Passos Coelho fez outra revelação. Perante uma sala a abarrotar — nomes como Francisco Pinto Balsemão, Vasco Mello, Ilídio Pinho, Esmeralda Dourado, João Talone, Pedro Rebelo de Sousa, Assunção Cristas, José Luís Arnaut, Nuno Crato, Pedro Norton, Miguel Relvas e tantos outros –, o antigo primeiro-ministro revelou que o novo presidente da Comissão Europeia lhe propôs um nome… por sinal um nome que Passos Coelho omitiu, mas que também estava na sala: Silva Peneda. “Caro Jean-Claude, isso não tem pernas para andar”… O presidente indigitado sugeriu Maria Luís Albuquerque, a ministra das Finanças que tinha sucedido a Vítor Gaspar. Primeiro, Passos estranhou, depois, entranhou. E aceitou “equacionar” essa possibilidade. Estávamos em junho/julho de 2014, e o BES já era um problema.

“Tive conversas com o presidente da Comissão” sobre Maria Luís, e desde logo rejeitou a possibilidade de aceitar para Portugal a pasta dos fundos europeus. E afirma não perceber porque é que o atual Governo a queria. Se Portugal é um beneficiário líquido de fundos, tinha interesse em tudo menos nos fundos, afirmou Passos Coelho. A pasta que foi discutida foi a Valdis Dombrovskis, que tinha o euro e o semestre europeu. Mas quando o BES estava mesmo nos últimos dias, e inspirava já as maiores preocupações, Passos Coelho decidiu que não poderia abdicar da sua ministra das Finanças. “Jean-Claude, não ficas pior”, terá dito a Juncker quando indicou o nome de Carlos Moedas.

 

Para Passos Coelho, Carlos Moedas tinha também o perfil que era necessário, um homem do mundo, “um estrangeirado”, cosmopolita, e que tinha sobretudo uma visão transversal da governação no papel que teve no Governo.

Passos Coelho revelou também que, naqueles primeiros dias depois da indigitação, a pasta de que se falava era a dos Assuntos Sociais. “Você fuja disso, homem”, disse-lhe. E Moedas fugiu. Mas como o próprio antigo primeiro-ministro revelou, foi Carlos Moedas a encontrar uma saída, com a área da ciência e da investigação. “Conseguiu fazer do Horizonte 2020 um programa com muito fôlego” e deixou para a nova Comissão Europeia um programa ainda mais reforçado. “E a Europa precisa desse programa como de pão para a boca”.

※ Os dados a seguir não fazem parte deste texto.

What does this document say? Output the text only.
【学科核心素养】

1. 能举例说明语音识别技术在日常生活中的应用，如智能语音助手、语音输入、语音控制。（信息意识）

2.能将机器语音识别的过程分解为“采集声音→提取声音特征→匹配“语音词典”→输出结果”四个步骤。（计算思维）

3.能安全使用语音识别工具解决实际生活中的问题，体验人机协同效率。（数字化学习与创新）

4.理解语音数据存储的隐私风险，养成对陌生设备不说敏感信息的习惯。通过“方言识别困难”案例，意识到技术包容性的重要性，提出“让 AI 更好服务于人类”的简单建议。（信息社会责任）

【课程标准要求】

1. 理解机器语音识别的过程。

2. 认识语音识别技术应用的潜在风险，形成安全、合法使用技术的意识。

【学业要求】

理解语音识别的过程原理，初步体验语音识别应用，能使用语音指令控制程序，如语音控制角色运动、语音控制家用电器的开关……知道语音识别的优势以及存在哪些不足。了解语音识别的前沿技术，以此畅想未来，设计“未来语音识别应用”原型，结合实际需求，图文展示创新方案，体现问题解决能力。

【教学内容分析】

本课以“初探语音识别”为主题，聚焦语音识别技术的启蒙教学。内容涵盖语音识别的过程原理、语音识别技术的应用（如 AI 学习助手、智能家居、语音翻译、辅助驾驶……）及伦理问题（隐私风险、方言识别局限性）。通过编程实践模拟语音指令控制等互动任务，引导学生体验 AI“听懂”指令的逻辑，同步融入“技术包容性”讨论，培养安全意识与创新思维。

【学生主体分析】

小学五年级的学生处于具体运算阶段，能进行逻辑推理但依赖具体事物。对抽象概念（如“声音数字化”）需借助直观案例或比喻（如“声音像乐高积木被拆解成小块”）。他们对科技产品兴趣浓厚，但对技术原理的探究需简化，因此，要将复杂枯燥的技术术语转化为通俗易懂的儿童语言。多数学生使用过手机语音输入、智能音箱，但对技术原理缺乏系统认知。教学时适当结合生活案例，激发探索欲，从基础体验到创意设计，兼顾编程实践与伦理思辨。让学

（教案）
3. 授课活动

Na sessão de apresentação do livro de crónicas que tem o nome “Vento do Suão” também como dedicatória ao seu pai, José Moedas, já desaparecido, que escrevia uma crónica com o mesmo nome num jornal alentejano, começou às 18h35, e às 20h40 ainda Carlos Moedas assinava dedicatórias. Já com a sala quase vazia do El Corte Inglês, em Lisboa. Para o administrador da Gulbenkian, a história estava feita. As crónicas serviram para contar uma história da Europa, quando se ouve tanto falar de diretivas europeias e de diretores-gerais, reconheceu Moedas. “Para não se perder a identidade da Europa”.